Murtosa: Moliceiro da Autarquia alvo de manutenção

coincidências! 2013 e 2017 são anos de eleições autárquicas. não é que na murtosa esteja em causa a mudança de executivo, mas sempre são eleições e eu, neste caso e a bem do moliceiro municipal, começo a pensar que devia de haver eleições todos os anos.

lembro-me de em 2012 não ter havido regata da ria por falta de fundos, de se ter feito uma manifestação, da torreira a aveiro, com alguns moliceiros, de caras tapadas com plástico preto, bandeira preta e um cartaz a dizer “NÃO MATEM OS MOLICEIROS”.

em 2013 fez-se a regata e o candidato à câmara de aveiro, ribau esteves, até veio à torreira dar a partida. coincidência?

(o amigo insiste: você fala porque não vive cá…..)

quanto a outros parágrafos da publicação, que davam pano para mangas, quero só tocar no que mais me interessa, o apoio aos donos dos moliceiros resistentes. escreve-se, e transcrevo, “ No último ano, os prémios atribuídos pela autarquia ascenderam, na globalidade, a mais de 10.000 euros”. tanto dinheiro! quanto é que dá por barco? chega para garantir os custos de reparação e pintura, sem falar já nos de manutenção? (nunca menos de 1.500 euros, pelo que me dizem) mas o valor desta reparação e pintura do moliceiro municipal deve servir de indicador e ajudar a ver quanto custa.

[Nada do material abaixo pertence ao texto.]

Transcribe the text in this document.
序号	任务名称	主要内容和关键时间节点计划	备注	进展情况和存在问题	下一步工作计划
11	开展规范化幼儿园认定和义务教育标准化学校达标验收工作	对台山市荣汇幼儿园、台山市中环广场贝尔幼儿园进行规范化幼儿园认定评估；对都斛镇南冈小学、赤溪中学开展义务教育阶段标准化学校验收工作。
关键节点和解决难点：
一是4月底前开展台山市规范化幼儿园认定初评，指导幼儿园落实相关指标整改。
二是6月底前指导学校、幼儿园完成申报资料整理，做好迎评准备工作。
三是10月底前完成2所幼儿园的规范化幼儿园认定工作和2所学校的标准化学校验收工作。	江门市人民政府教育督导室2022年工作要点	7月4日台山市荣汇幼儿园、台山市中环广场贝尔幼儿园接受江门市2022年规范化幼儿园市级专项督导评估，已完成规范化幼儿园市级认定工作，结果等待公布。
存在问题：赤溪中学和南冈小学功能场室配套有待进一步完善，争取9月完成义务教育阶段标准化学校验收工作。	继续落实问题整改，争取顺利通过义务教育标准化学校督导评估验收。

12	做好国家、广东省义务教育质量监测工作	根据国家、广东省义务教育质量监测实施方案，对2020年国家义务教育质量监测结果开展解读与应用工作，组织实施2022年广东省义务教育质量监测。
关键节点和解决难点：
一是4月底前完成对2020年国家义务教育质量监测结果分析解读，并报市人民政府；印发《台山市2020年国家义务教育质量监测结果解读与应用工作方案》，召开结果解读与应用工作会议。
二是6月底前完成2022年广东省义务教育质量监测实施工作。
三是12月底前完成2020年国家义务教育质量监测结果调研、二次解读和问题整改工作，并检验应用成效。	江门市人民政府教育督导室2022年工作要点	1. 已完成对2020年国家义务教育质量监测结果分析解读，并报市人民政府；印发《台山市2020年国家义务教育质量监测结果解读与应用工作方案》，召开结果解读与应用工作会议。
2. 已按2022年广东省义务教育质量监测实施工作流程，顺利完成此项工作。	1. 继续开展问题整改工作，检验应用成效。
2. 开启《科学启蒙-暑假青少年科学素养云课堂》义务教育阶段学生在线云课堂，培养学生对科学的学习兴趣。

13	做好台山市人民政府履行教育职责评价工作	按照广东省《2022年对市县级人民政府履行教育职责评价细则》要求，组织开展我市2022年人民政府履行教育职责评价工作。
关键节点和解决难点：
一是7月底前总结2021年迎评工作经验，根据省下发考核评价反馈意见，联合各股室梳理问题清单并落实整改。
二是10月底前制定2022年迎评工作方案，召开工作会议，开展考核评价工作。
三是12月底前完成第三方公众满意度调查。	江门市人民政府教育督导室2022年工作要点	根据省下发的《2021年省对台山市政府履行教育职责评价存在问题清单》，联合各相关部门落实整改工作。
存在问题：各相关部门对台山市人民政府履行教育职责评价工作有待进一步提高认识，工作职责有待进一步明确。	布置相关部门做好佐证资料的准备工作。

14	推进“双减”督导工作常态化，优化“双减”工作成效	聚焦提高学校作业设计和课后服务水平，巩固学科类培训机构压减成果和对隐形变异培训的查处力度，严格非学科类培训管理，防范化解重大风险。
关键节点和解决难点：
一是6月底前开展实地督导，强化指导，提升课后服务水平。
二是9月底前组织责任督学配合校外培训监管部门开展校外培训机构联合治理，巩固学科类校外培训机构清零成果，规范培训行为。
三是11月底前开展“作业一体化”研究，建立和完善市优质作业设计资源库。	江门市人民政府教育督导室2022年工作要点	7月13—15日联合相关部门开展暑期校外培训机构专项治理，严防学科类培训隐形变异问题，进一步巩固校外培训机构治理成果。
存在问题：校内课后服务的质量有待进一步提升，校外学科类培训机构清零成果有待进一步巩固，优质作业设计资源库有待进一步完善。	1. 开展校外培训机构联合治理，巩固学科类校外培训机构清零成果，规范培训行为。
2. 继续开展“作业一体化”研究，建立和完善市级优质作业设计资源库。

(algures em pardelhas há um homem que deixa a porta e, no sossego do escritório, começa escrever: este turista que vem de coimbra tirar umas fotos a correr pela praia …)

encontramo-nos na primeira regata, a da ria.

(nota: no que diz respeito ao museu estaleiro do monte branco – é assim que é designado na página da autarquia – já me pronunciei em tempo sobre ele https://ahcravo.com/2015/01/31/cada-cavadela-cada-minhoca/)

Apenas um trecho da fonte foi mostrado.